Sharon Oberlander, managing director of investments at Merrill Lynch, suggests taking a loan against the 401K instead of a withdrawal. She says the penalties for a 401K hardship withdrawal are:

  • 10 percent if you're younger than 59 and a half
  • you would owe taxes on the withdrawal
  • the lost investment for your retirement would be hard to make up.
  • "The minute you pull some out you're paying taxes you're possibly paying penalties you're losing a lot of ground," said Oberlander.

    Market losses, layoffs, lost income and unexpected costs are forcing families to find a way through financial hardship. Experts urge looking at all other options before tapping into retirement cash.

    Lazetta Rainey Braxton is a certified financial planner with Financial Fountains. She works with clients to find the right solution to their financial goals.

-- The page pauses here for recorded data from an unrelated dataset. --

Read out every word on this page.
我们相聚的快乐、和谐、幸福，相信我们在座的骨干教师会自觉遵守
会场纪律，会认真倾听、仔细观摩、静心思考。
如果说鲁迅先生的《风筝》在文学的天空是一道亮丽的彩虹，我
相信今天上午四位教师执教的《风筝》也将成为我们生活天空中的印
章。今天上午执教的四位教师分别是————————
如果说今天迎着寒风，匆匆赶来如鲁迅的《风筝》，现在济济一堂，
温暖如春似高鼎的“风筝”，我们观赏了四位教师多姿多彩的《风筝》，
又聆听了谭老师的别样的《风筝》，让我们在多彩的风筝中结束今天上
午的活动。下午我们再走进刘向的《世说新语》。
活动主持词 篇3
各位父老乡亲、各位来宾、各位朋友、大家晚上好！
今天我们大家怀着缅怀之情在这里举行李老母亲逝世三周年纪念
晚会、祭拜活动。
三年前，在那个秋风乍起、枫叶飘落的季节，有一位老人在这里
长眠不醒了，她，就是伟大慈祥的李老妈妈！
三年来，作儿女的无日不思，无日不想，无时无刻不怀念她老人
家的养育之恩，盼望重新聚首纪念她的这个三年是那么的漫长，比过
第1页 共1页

    In an emergency Braxton suggests looking at:

  • withdrawing from savings accounts first
  • education funds - as children will be able to get loans for school, you'd be pressed to get loans for retirement
  • "They can have the opportunity to have a couple of decades ahead of them to make up the differences whereas parents don't have the same luxury," said Rainey Braxton.

    If you're thinking about credit, before looking to credit cards or payday loans Braxton recommends:

  • consider borrowing against a whole life insurance policy or securities
  • try working with a credit union which may have a more competitive rate.
  • Braxton also suggests:

  • asking a relative or friend for a loan
  • reaching out to charitable organizations, even profession organizations that may offer hardship loans or grants
  • consider selling collectibles or valuable keepsakes

    "Heirlooms that you really would not to let go of but at this time it may just be important to let go," said Rainey Braxton.

    The Rybolts say they had tapped other resources and taking the money out of their 401Ks was a last resort. With four kids yet to go to college, they're not sure when or if they'll be able to retire.

    "If you can avoid taking it out, avoid it by all means," said Keith Rybolt. "I would have liked to retire at 67. I don't foresee it."

    The Rybolts say with their own children they didn't consider moving in with their families. But after seeing the impact of the withdrawal they urge others to consider everything.

    Something else to know about a 401K loan: if you leave that job the loan has to be repaid before rolling those funds into another retirement account.